Answering them, you need to think about how the depth of the plot corresponds to the mechanics. Sometimes simple mechanics compensate for a complex plot – and vice versa.

The degree of detail of the plot depends on the audience. For example, the female audience tends to the process, not the goal. Therefore, in the game “for girls” it makes sense to create a well-developed story that was interesting to track. A story that centers around one boss victory after another is unlikely to find a response.

Dynamics, external and internal, are important for a good work. The external one concerns the player’s actions – he ran, hit, jumped. The inner one is the one that forces the player to rethink his actions. For example, he ran, hit, jumped over the moat, and the princess has not yet been saved. She’s in another castle. So, we need to move on.

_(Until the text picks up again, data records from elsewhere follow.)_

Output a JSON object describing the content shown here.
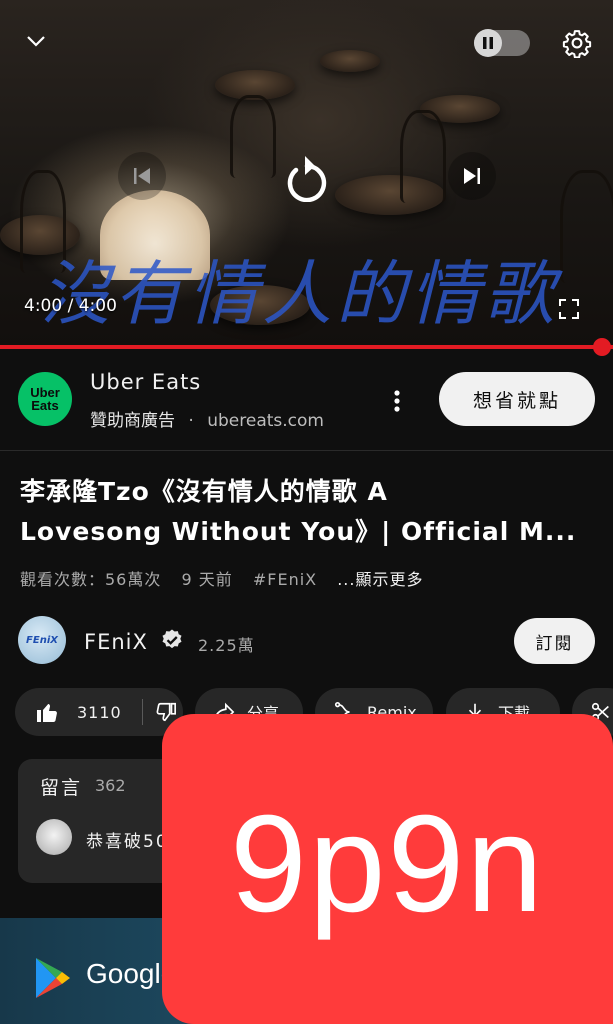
{
  "player": {
    "overlay_lyric": "沒有情人的情歌",
    "time_display": "4:00 / 4:00",
    "progress": 1.0,
    "accent_color": "#e31b23"
  },
  "ad": {
    "logo_line1": "Uber",
    "logo_line2": "Eats",
    "name": "Uber Eats",
    "sponsored": "贊助商廣告",
    "dot": "·",
    "url": "ubereats.com",
    "cta": "想省就點"
  },
  "video": {
    "title_line1": "李承隆Tzo《沒有情人的情歌 A",
    "title_line2": "Lovesong Without You》| Official M...",
    "views": "觀看次數：56萬次",
    "age": "9 天前",
    "hashtag": "#FEniX",
    "more": "...顯示更多"
  },
  "channel": {
    "avatar_text": "FEniX",
    "name": "FEniX",
    "subscribers": "2.25萬",
    "subscribe_label": "訂閱"
  },
  "actions": {
    "like_count": "3110",
    "share_label": "分享",
    "remix_label": "Remix",
    "download_label": "下載"
  },
  "comments": {
    "title": "留言",
    "count": "362",
    "first_comment": "恭喜破50"
  },
  "bottom_ad": {
    "brand": "Google"
  },
  "badge": {
    "text": "9p9n",
    "color": "#ff3b3b"
  }
}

The player’s inner feelings are important. The script is created for them. Changes can be of different scale and nature. The enemy looted the castle – an external change. It produces an internal change, the thought “I have to take revenge or better strengthen my castle.”

Now about the structure of the plot. To create a successful F2P game, you need to study the script of a vertical series. This is a series that has a plot axis. Changes are strung around it. For example, as in “The Big Bang Theory”.

A horizontal series is one in which something is constantly changing during the course of the plot. It is built according to the same laws as the classical text: it has a beginning, a development of action, a climax and a denouement.

In conclusion, Eugene advised to remember the universal rule: harsh functionality is always better than graphomaniac “reading matter”. The more concise the text, the better.